Wandering along Amsterdam’s elegant canals, one cannot help wondering what goes on behind all those stately, dark green doors. The city’s history, its Golden Age, its unrivalled museums: all these are sufficiently documented to lure an arts lover to this city by (and built on top of) the sea. Celebrating the 400 year old canals this year, there is a festival scheduled along their embankments as well as by the harbour side in the newest of Amsterdam’s artistic neighbourhoods, all perhaps affording us a new chance to unlock some of the city’s deepest secrets.
During August, these famous canals will once again host their own festival. Aptly named Grachtenfestival Amsterdam – “gracht” means “canal” in Dutch – this yearly event makes numerous canalside locations accessible to concertgoers. Focusing on young talent and educational formats, the festival has a growing reputation for presenting classical music in unexpected ways at equally unexpected locations.
An excellent location to learn about the history of the canals is at Herengracht 386: Grachtenhuis/Canal House. There are four canals that end in the river Amstel on the one side, and the harbour on the other: the Singel (outer ring), Heren (Gentlemen’s), Keizer (Emperors’) and Prinsen (Princes’) canals. Until the 19th century when urban expansion crossed the river, this was the city of Amsterdam. The festival uses houses, churches, cellars and rooftops within this unique set of winding waterways on whose embankments neighhbourhoods both rich and poor flourished, where barges brought goods and services straight into the city’s heart. Highlight of the festival, the Prince’s Concert now takes place on such a barge.
The most famous hidden treasure and secret history is, of course, Anne Frank’s hiding place. The world’s most beloved diarist hid with her family in an astonishingly small space before discovery and deportation during the horrors of the holocaust. A must-see when visiting Amsterdam, her home is now a well-run museum on the Prinsengracht. Get there early in the day as queues can run around the block. Anne’s story has recently inspired a new musical theatre piece whose première will be on May 8th, including the building of a new musical theatre! ‘Theatre Amsterdam,’ by the harbour side, has been created to house this production; it includes a surround sound system which has inspired composer Paul M. van Brugge (a well known Dutch composer of film music) to compose specifically for both system and space. As of July 1st, the Dutch text libretto by authors Jessica Durlacher and Leon de Winter will no longer pose a problem to international visitors as this sound system also provides for simultaneous translations into English, German, French, Spanish, Italian, Portuguese and even Russian.

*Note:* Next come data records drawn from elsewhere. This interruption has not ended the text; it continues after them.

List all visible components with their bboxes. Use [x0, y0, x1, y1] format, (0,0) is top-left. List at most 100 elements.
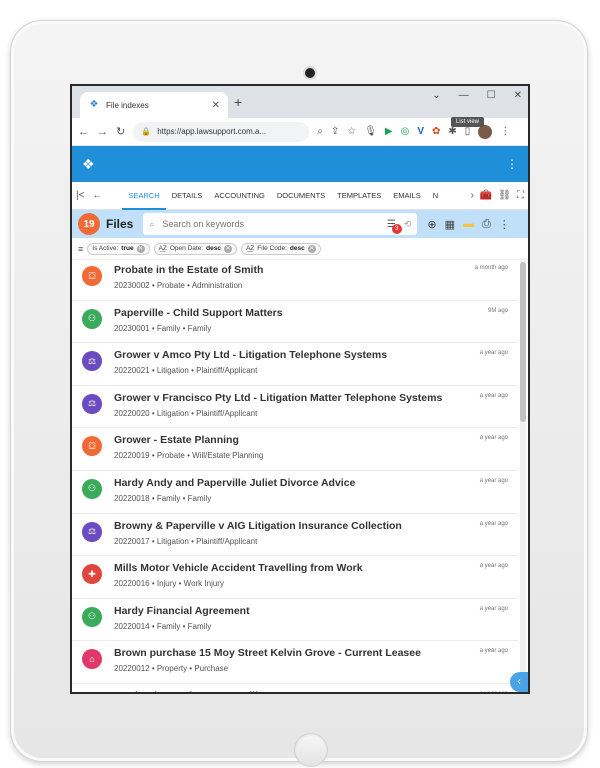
remove-chip-icon[interactable]: ✕ [136, 244, 145, 253]
file-time: a year ago [479, 392, 508, 399]
sidepanel-icon[interactable]: ▯ [465, 126, 471, 137]
file-row[interactable]: ⛋ Grower - Estate Planning 20220019 • Prob… [72, 428, 518, 471]
back-arrow-icon[interactable]: ← [92, 190, 102, 201]
browser-tab[interactable]: ❖ File indexes ✕ [80, 92, 228, 118]
files-count-badge: 19 [78, 213, 100, 235]
extension-icon[interactable]: ◎ [401, 126, 410, 137]
maximize-icon[interactable]: ☐ [487, 90, 496, 101]
print-icon[interactable]: ⎙ [482, 218, 491, 231]
remove-chip-icon[interactable]: ✕ [307, 244, 316, 253]
file-row[interactable]: ⌂ Brown purchase 15 Moy Street Kelvin Gro… [72, 641, 518, 684]
tab-templates[interactable]: TEMPLATES [331, 182, 387, 210]
grid-view-icon[interactable]: ▦ [445, 218, 455, 231]
more-options-icon[interactable]: ⋮ [499, 218, 510, 231]
chip-is-active[interactable]: Is Active: true ✕ [87, 242, 150, 255]
chip-label: File Code: [257, 245, 287, 252]
v-extension-icon[interactable]: V [417, 126, 424, 137]
litigation-icon: ⚖ [82, 351, 102, 372]
extensions-icon[interactable]: ✱ [448, 126, 456, 137]
tab-documents[interactable]: DOCUMENTS [271, 182, 331, 210]
url-field[interactable]: 🔒 https://app.lawsupport.com.a... [133, 121, 310, 142]
new-tab-icon[interactable]: + [234, 94, 242, 110]
file-type: Probate [156, 281, 185, 290]
zoom-icon[interactable]: ⌕ [317, 126, 323, 137]
close-tab-icon[interactable]: ✕ [212, 100, 220, 111]
file-row[interactable]: ⛋ Probate in the Estate of Smith 20230002 … [72, 258, 518, 301]
collapse-panel-icon[interactable]: ‹ [510, 672, 528, 692]
file-title: Hardy Divorce from Paperville [114, 690, 508, 692]
file-row[interactable]: ⚖ Browny & Paperville v AIG Litigation In… [72, 514, 518, 557]
forward-icon[interactable]: → [97, 126, 108, 138]
file-title: Grower - Estate Planning [114, 434, 239, 447]
file-row-body: Hardy Andy and Paperville Juliet Divorce… [114, 477, 508, 503]
back-icon[interactable]: ← [78, 126, 89, 138]
history-icon[interactable]: ⟲ [404, 219, 412, 230]
nav-bar: |< ← SEARCH DETAILS ACCOUNTING DOCUMENTS… [72, 182, 528, 210]
file-subtitle: 20220020 • Litigation • Plaintiff/Applic… [114, 408, 258, 418]
file-time: a year ago [479, 350, 508, 357]
file-row[interactable]: ⚇ Hardy Andy and Paperville Juliet Divorc… [72, 471, 518, 514]
file-row[interactable]: ✚ Mills Motor Vehicle Accident Travelling… [72, 556, 518, 599]
file-subtype: Plaintiff/Applicant [196, 366, 258, 376]
app-menu-icon[interactable]: ⋮ [506, 157, 518, 171]
filter-icon[interactable]: ☰ 3 [387, 219, 402, 234]
file-row[interactable]: ⚇ Hardy Divorce from Papervillea year ago [72, 684, 518, 692]
close-window-icon[interactable]: ✕ [514, 90, 522, 101]
file-time: a year ago [479, 563, 508, 570]
reload-icon[interactable]: ↻ [116, 125, 125, 138]
remove-chip-icon[interactable]: ✕ [223, 244, 232, 253]
file-title: Mills Motor Vehicle Accident Travelling … [114, 562, 363, 575]
sort-filter-icon[interactable]: ≡ [78, 244, 83, 254]
browser-menu-icon[interactable]: ⋮ [500, 126, 510, 137]
file-time: a year ago [479, 648, 508, 655]
chip-file-code[interactable]: A͟Z File Code: desc ✕ [240, 242, 321, 255]
first-page-icon[interactable]: |< [76, 190, 84, 201]
fullscreen-icon[interactable]: ⛶ [517, 190, 524, 201]
tab-search[interactable]: SEARCH [122, 182, 166, 210]
family-icon: ⚇ [82, 606, 102, 627]
app-logo-icon[interactable]: ❖ [82, 156, 95, 173]
app-favicon-icon: ❖ [89, 99, 99, 110]
tab-title: File indexes [106, 100, 149, 110]
tab-more[interactable]: N [427, 182, 444, 210]
chevron-right-icon[interactable]: › [471, 190, 474, 201]
sort-az-icon: A͟Z [158, 245, 167, 252]
file-row[interactable]: ⚖ Grower v Amco Pty Ltd - Litigation Tele… [72, 343, 518, 386]
link-icon[interactable]: ⛓ [498, 190, 511, 201]
list-view-icon[interactable]: ▬ [463, 218, 474, 231]
file-title: Hardy Financial Agreement [114, 604, 250, 617]
puzzle-extension-icon[interactable]: ✿ [432, 126, 440, 137]
file-type: Family [156, 493, 181, 503]
tab-accounting[interactable]: ACCOUNTING [208, 182, 270, 210]
file-row[interactable]: ⚇ Paperville - Child Support Matters 20230… [72, 301, 518, 344]
file-row[interactable]: ⚇ Hardy Financial Agreement 20220014 • Fam… [72, 599, 518, 642]
share-icon[interactable]: ⇪ [331, 126, 339, 137]
file-type: Probate [156, 451, 185, 461]
chip-value: desc [289, 245, 305, 252]
mic-icon[interactable]: 🎙 [364, 126, 377, 137]
tab-emails[interactable]: EMAILS [387, 182, 427, 210]
file-code: 20220012 [114, 664, 150, 674]
bookmark-star-icon[interactable]: ☆ [347, 126, 356, 137]
file-row[interactable]: ⚖ Grower v Francisco Pty Ltd - Litigation… [72, 386, 518, 429]
tab-details[interactable]: DETAILS [166, 182, 209, 210]
chip-value: true [121, 245, 134, 252]
file-row-body: Brown purchase 15 Moy Street Kelvin Grov… [114, 647, 508, 673]
file-subtype: Work Injury [183, 579, 224, 589]
minimize-icon[interactable]: — [459, 90, 469, 101]
play-extension-icon[interactable]: ▶ [385, 126, 393, 137]
file-row-body: Browny & Paperville v AIG Litigation Ins… [114, 520, 508, 546]
injury-icon: ✚ [82, 564, 102, 585]
chip-open-date[interactable]: A͟Z Open Date: desc ✕ [153, 242, 237, 255]
family-icon: ⚇ [82, 308, 102, 329]
file-title: Browny & Paperville v AIG Litigation Ins… [114, 519, 402, 532]
briefcase-icon[interactable]: 🧰 [480, 190, 492, 201]
home-button[interactable] [294, 733, 328, 767]
search-input[interactable] [162, 219, 379, 229]
family-icon: ⚇ [82, 691, 102, 692]
add-icon[interactable]: ⊕ [427, 218, 436, 231]
chip-label: Is Active: [92, 245, 119, 252]
scrollbar-thumb[interactable] [520, 262, 526, 422]
file-title: Grower v Francisco Pty Ltd - Litigation … [114, 391, 443, 404]
tab-search-icon[interactable]: ⌄ [432, 90, 440, 101]
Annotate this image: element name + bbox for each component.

It is quite a walk from Anne Frank museum to Anne theatre Amsterdam, but it's a marvellous, scenic journey which takes you through the majority of the historic Jewish quarter as well as the artistic Haarlemmerbuurt full of unexpected shops and cafés. A perfect place to refresh halfway is Prinseneiland where a lovely lunch or dinner can be had at De Gouden Reaal, an award-winning bistro in a 17th century Dutch house. The cuisine is French yet the ambiance is authentic Amsterdam.
Domestic and political secret hiding places like Anne Frank’s are not the only mysterious doors to be found in Holland’s history. For a nation now known for its tolerance, religious freedom was not allowed for many centuries. Perhaps the flip side of a liberal, free-thinking people, Holland has an extraordinary number of secretive Protestant denominations and Catholic offshoots who all hid behind seemingly normal doors and walls throughout eras of persecution. One of the most spectacular of their churches (schuilkerken) is Museum Ons' lieve heer op solder (Our Lord in the Attic), now the second oldest museum in the city. The church will host festival concerts daily. Truly downtown in Amsterdam’s famous – and booming – red light district, it makes marvellous destination for another walk through winding streets along canals both wide and narrow. A good nearby place for a meal or a Dutch beer on their sunny terrace is De Waag, housed in a 16th city fortress portal, in the middle of the now bustling district that not only hosts the secret histories of the world’s oldest profession but also those of many migrant groups now firmly settled into the multicultural urban scene. Just around the corner from both museum and De Waag, tiny, wonderful Chinese and Indonesian restaurants await. Nam Kee on the Zeedijk, for example, was voted Holland’s best Chinese restaurant in 2013; a recent Dutch language thriller has made it famous for its oysters.